Rumel, A detective who was mere days from cracking an international smuggling ring has suddenly gone missing. While inspecting his last-known location, you find a note:

710 57735 34 5508 51 7718

Currently, there are 3 suspects: Bill, John, and Todd. Can you break the detective's code and find the criminal's name?

John and Jill are madly in love with each other. To remind Jill of his pure love, John wants to send her a ring by post but in their country where burglary is quite prominent, any package that is not locked comes under the risk of being stolen for the contents.

John and Jill possess many padlocks but neither one of them has the other key.

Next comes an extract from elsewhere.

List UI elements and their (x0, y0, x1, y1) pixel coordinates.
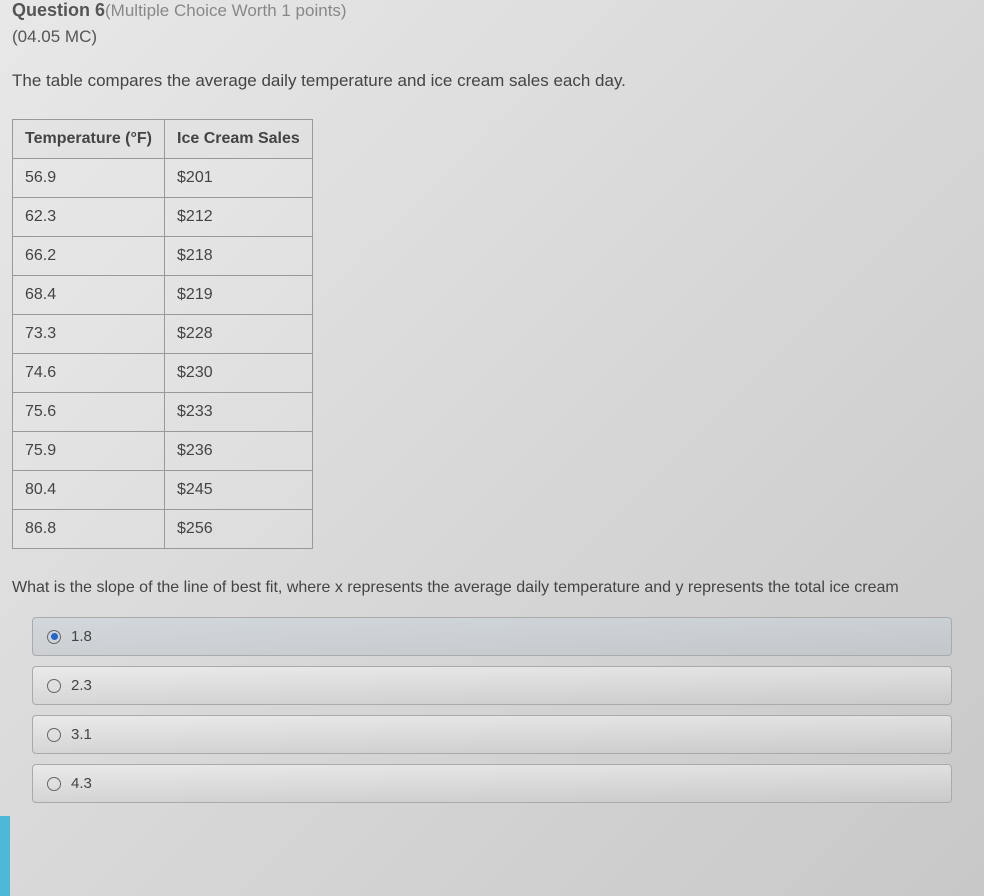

Can you find a way John can send the ring to Jill safely?

Thirty friends were on a hiking trip when they decided to enjoy the bonfire. They assembled for it and agreed to play a game. For that, they divided themselves into five teams with seven members each, forming five rows.

How did they manage to achieve this formation?

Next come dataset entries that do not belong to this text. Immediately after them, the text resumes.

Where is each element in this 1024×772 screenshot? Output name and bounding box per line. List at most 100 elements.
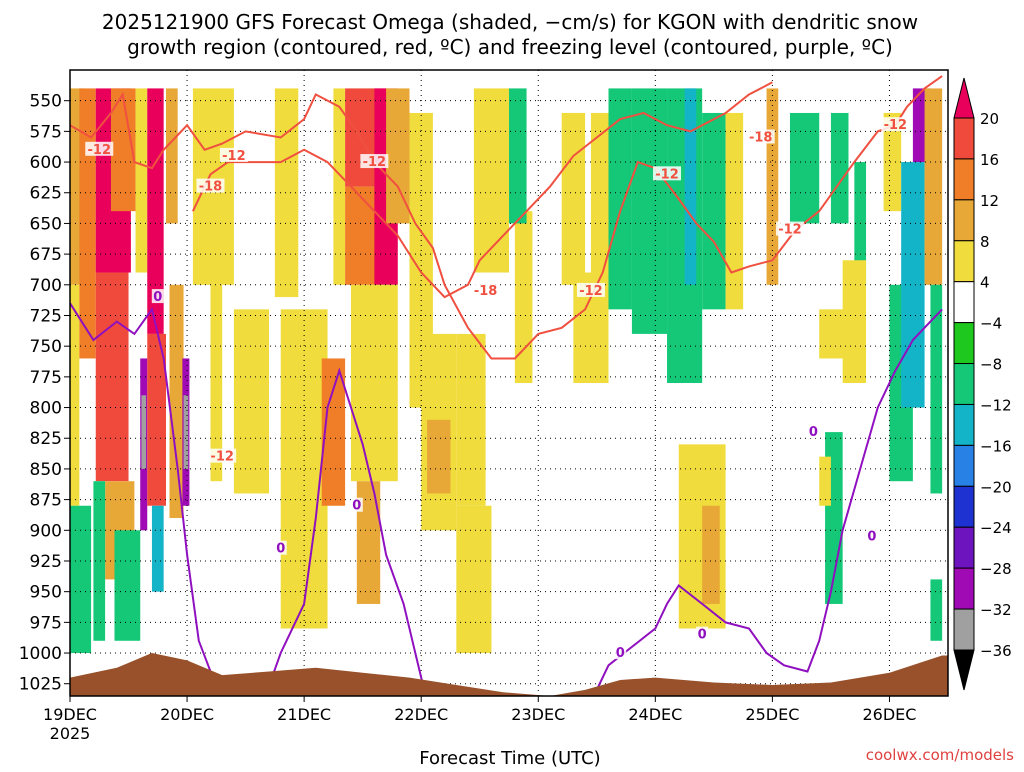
y-tick-label: 600 [30,153,62,173]
omega-cell [333,88,346,285]
contour-label-bg [653,166,682,181]
x-tick-label: 23DEC [511,705,565,724]
omega-cell [386,88,410,224]
plot-frame [69,69,949,697]
colorbar-segment [953,526,975,569]
y-tick-label: 675 [30,245,62,265]
y-tick-label: 650 [30,214,62,234]
y-tick-label: 575 [30,122,62,142]
x-axis-label: Forecast Time (UTC) [419,748,600,768]
omega-cell [702,112,726,310]
contour-label: -12 [655,167,679,182]
contour-label-bg [881,117,910,132]
contour-label: -12 [88,143,112,158]
colorbar-segment [953,199,975,242]
contour-label: 0 [276,542,285,557]
colorbar-label: 16 [980,151,999,169]
contour-label: -18 [474,284,498,299]
x-tick-label: 26DEC [862,705,916,724]
omega-cell [473,88,509,273]
colorbar-label: −36 [980,642,1012,660]
colorbar-label: 4 [980,274,990,292]
plot-area: -12 -12 -18 -12 -18 -12 -12 -18 -12 -12 -12 0 0 0 0 0 0 0 [69,69,949,697]
omega-cell [70,505,92,654]
colorbar-top-arrow [953,77,975,119]
omega-cell [819,456,831,506]
omega-cell [702,505,720,604]
omega-cell [684,88,697,285]
y-tick-label: 950 [30,583,62,603]
omega-cell [901,162,925,408]
contour-label: -12 [884,118,908,133]
terrain-surface [70,653,948,696]
contour-label: -12 [222,149,246,164]
colorbar-segment [953,485,975,528]
chart-title-line2: growth region (contoured, red, ºC) and f… [127,35,893,59]
colorbar-label: −4 [980,315,1002,333]
credit-link[interactable]: coolwx.com/models [866,746,1014,764]
contour-label: 0 [352,499,361,514]
freezing-level-contour [592,308,943,696]
omega-cell [114,530,141,641]
omega-cell [141,395,147,469]
x-tick-label: 25DEC [745,705,799,724]
axes: 550 575 600 625 650 675 700 725 750 775 800 825 850 8… [19,92,917,743]
x-tick-label: 22DEC [394,705,448,724]
contour-label-bg [471,282,500,297]
contour-label-bg [350,497,363,512]
y-tick-label: 925 [30,552,62,572]
colorbar-segment [953,567,975,610]
omega-cell [725,112,744,310]
omega-cell [356,481,381,604]
omega-cell [233,309,270,494]
omega-cell [135,88,148,273]
omega-cell [561,112,586,285]
omega-cell [93,481,106,641]
omega-cell [79,88,96,359]
chart-title-line1: 2025121900 GFS Forecast Omega (shaded, −… [102,10,918,34]
y-tick-label: 975 [30,613,62,633]
omega-cell [274,88,299,298]
contour-label: 0 [867,529,876,544]
omega-cell [590,112,609,285]
colorbar-label: 8 [980,233,990,251]
colorbar-segment [953,158,975,201]
contour-label: 0 [698,628,707,643]
colorbar-label: −24 [980,519,1012,537]
colorbar-label: −8 [980,356,1002,374]
contour-label-bg [576,282,605,297]
freezing-level-contour [264,367,427,696]
contour-label: -12 [363,155,387,170]
omega-cell [789,112,820,224]
colorbar-label: −28 [980,560,1012,578]
colorbar: 20 16 12 8 4 −4 −8 −12 −16 −20 −24 −28 −32 −36 [953,77,1012,691]
dgz-minus12-contour [70,75,943,360]
omega-cell [350,284,398,482]
contour-label: 0 [153,290,162,305]
contour-label-bg [151,289,164,304]
contour-label-bg [775,221,804,236]
contour-label-bg [85,141,114,156]
omega-cell [608,88,632,310]
omega-cell [169,284,184,519]
y-tick-label: 775 [30,368,62,388]
x-tick-label: 19DEC [43,705,97,724]
x-tick-label: 24DEC [628,705,682,724]
omega-cell [147,333,166,506]
y-tick-label: 725 [30,306,62,326]
plot-content: -12 -12 -18 -12 -18 -12 -12 -18 -12 -12 -12 0 0 0 0 0 0 0 [70,70,948,696]
colorbar-label: 12 [980,192,999,210]
contour-label-bg [208,448,237,463]
omega-cell [509,88,527,224]
omega-cell [70,284,80,506]
x-tick-label: 20DEC [160,705,214,724]
contour-label-bg [807,424,820,439]
omega-cell [883,112,902,212]
omega-cell [924,88,943,285]
colorbar-segment [953,363,975,405]
dgz-minus18-contour [191,81,773,299]
omega-cell [183,395,189,469]
colorbar-bottom-arrow [953,649,975,691]
y-tick-label: 900 [30,521,62,541]
omega-cell [514,211,533,383]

100 prisoners are stuck in the prison in solitary cells. The warden of the prison got bored one day and offered them a challenge. He will put one prisoner per day, selected at random (a prisoner can be selected more than once), into a special room with a light bulb and a switch which controls the bulb. No other prisoners can see or control the light bulb. The prisoner in the special room can either turn on the bulb, turn off the bulb or do nothing. On any day, the prisoners can stop this process and say "Every prisoner has been in the special room at least once". If that happens to be true, all the prisoners will be set free. If it is false, then all the prisoners will be executed. The prisoners are given some time to discuss and figure out a solution. How do they ensure they all go free?

Count the squares in the matchstick puzzle below?

John and Jenni are a married couple. They have two kids, one of them is a girl. Assume safely that the probability of each gender is 1/2.
What is the probability that the other kid is also a girl?

Hint: It is not 1/2 as you would first think.

A certain street contains 100 buildings. They are numbered from 1 to 100. How many 9's are used in these numbers?

Before reading ahead, you must know the fact that only one of the people here is telling the truth.

A says that B is lying.
B says that C is lying.
C says both A and B are lying.

Can you find out who is speaking the truth?